Präsidenten reden selten so ungeschliffen, wie es Emmanuel Macron gerade tat. Der Staatschef, sonst eher ein Feingeist, kündigte einen rigorosen Umgang mit Ungeimpften an und verirrte sich dabei in den Fäkalbereich der schönen französischen Sprache. Die hierzulande verwendete Übersetzung, man werde Skeptiker weiter „nerven“, trifft den derben Kern nicht annähernd.
Nicht nur in Frankreich wird der Ton rauer. Kanadas Premier Justin Trudeau bezeichnete mehrere Dutzend Landsleute, die auf einer Partyreise jede Zurückhaltung aufgaben und sich folgerichtig infizierten, als „Idioten“. Niemand braucht zu glauben, dass es sich in einem der Fälle um einen verbalen Ausrutscher handelte. Dafür sind die Herren in ihrem beruflichen Alltag zu trittsicher auf dem glatten diplomatischen Parkett, wo Worte mit höchster Vorsicht gewählt werden müssen.

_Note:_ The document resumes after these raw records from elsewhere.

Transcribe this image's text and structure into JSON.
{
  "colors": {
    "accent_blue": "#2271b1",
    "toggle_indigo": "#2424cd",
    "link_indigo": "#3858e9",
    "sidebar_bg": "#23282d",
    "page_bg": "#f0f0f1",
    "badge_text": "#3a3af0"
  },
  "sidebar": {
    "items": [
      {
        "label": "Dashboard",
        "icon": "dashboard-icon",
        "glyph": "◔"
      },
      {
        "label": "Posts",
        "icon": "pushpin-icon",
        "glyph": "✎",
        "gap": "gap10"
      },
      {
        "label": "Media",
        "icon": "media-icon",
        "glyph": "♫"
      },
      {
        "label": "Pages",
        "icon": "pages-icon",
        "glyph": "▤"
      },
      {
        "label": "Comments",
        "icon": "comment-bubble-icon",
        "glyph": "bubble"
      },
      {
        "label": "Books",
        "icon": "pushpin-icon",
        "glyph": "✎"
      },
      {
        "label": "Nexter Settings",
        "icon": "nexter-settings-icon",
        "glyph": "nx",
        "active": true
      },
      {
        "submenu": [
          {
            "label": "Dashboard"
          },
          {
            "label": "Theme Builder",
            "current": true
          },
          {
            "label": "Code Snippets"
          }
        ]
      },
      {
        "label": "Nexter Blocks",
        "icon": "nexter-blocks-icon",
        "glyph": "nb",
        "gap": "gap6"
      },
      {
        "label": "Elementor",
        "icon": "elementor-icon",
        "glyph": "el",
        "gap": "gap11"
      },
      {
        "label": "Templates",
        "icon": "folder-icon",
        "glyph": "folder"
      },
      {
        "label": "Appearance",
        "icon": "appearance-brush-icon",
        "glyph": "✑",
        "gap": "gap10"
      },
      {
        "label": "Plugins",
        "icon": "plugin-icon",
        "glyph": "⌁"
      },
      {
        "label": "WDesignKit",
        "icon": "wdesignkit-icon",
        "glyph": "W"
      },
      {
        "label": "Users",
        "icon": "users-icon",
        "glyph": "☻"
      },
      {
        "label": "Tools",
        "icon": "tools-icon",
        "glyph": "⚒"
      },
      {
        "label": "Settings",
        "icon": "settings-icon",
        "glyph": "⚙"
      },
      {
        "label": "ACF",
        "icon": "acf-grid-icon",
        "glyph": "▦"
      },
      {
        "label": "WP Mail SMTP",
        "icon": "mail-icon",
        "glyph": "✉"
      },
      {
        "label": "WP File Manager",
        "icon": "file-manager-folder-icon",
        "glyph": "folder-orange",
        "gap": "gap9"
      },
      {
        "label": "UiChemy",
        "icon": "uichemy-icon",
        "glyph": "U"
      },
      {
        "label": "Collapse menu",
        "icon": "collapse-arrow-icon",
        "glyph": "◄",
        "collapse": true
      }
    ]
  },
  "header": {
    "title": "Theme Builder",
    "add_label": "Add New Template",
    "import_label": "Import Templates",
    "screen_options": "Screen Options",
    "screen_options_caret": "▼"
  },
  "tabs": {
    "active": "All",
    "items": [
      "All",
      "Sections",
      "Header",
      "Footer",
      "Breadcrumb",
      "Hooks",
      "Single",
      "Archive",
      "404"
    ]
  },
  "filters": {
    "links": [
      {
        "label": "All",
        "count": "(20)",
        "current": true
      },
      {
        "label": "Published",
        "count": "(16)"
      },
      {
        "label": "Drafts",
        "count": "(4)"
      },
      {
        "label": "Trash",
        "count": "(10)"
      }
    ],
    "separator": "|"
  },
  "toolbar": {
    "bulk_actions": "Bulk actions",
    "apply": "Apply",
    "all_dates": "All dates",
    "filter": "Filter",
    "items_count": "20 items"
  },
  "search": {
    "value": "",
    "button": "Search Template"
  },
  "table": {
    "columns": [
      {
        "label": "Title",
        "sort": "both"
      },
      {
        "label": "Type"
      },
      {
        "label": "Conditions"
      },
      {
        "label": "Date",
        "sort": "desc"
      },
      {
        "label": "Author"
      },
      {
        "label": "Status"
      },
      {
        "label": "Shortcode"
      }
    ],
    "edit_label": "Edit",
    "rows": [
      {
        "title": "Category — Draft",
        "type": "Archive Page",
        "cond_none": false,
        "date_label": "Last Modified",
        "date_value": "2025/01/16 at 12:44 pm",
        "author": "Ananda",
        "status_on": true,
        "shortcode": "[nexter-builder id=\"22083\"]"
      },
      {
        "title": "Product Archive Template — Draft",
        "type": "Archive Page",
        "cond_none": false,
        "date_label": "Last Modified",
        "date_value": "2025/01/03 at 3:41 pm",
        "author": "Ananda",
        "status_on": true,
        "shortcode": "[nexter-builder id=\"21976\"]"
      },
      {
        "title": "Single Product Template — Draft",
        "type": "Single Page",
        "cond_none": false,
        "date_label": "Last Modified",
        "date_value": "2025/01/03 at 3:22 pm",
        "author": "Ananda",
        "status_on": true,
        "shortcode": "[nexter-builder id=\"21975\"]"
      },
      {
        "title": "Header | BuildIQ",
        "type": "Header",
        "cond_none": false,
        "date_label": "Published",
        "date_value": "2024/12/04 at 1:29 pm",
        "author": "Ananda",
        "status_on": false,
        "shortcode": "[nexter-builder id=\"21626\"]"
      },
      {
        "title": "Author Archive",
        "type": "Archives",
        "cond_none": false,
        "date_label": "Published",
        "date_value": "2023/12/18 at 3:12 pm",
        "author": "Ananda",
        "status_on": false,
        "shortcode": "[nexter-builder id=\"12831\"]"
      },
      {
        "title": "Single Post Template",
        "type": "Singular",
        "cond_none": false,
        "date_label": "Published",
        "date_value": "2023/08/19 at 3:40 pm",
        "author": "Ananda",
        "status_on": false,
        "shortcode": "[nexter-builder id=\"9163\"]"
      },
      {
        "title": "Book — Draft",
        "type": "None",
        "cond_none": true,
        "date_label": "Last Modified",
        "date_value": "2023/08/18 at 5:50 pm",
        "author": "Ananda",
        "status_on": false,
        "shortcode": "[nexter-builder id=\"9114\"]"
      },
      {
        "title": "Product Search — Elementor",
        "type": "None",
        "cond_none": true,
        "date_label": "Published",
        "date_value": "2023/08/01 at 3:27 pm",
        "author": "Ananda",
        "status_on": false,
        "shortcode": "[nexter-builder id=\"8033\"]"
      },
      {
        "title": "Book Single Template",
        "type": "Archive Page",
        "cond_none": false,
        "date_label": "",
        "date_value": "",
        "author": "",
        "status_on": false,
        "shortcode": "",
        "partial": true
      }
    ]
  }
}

Es ist sicher auch aufrichtige Empörung dabei, wenn ein hoher Repräsentant Klartext spricht wie das gemeine Volk. Unüberhörbar aber klingt das Kalkül durch, den Ton der schweigenden und zunehmend zornigen Mehrheit zu treffen, die sich an alle Regeln hält und doch immer neue Maßnahmen hinzunehmen hat. Besonders in Frankreich, wo im Frühjahr ein neuer Staatschef gewählt wird. Ehe sich der Unmut auf den aktuellen Präsidenten richtet, leitet der ihn lieber uncharmant weiter. Das Risiko hält sich in Grenzen. Beinharte Impfskeptiker werden Macron am Ende sowieso nicht wählen.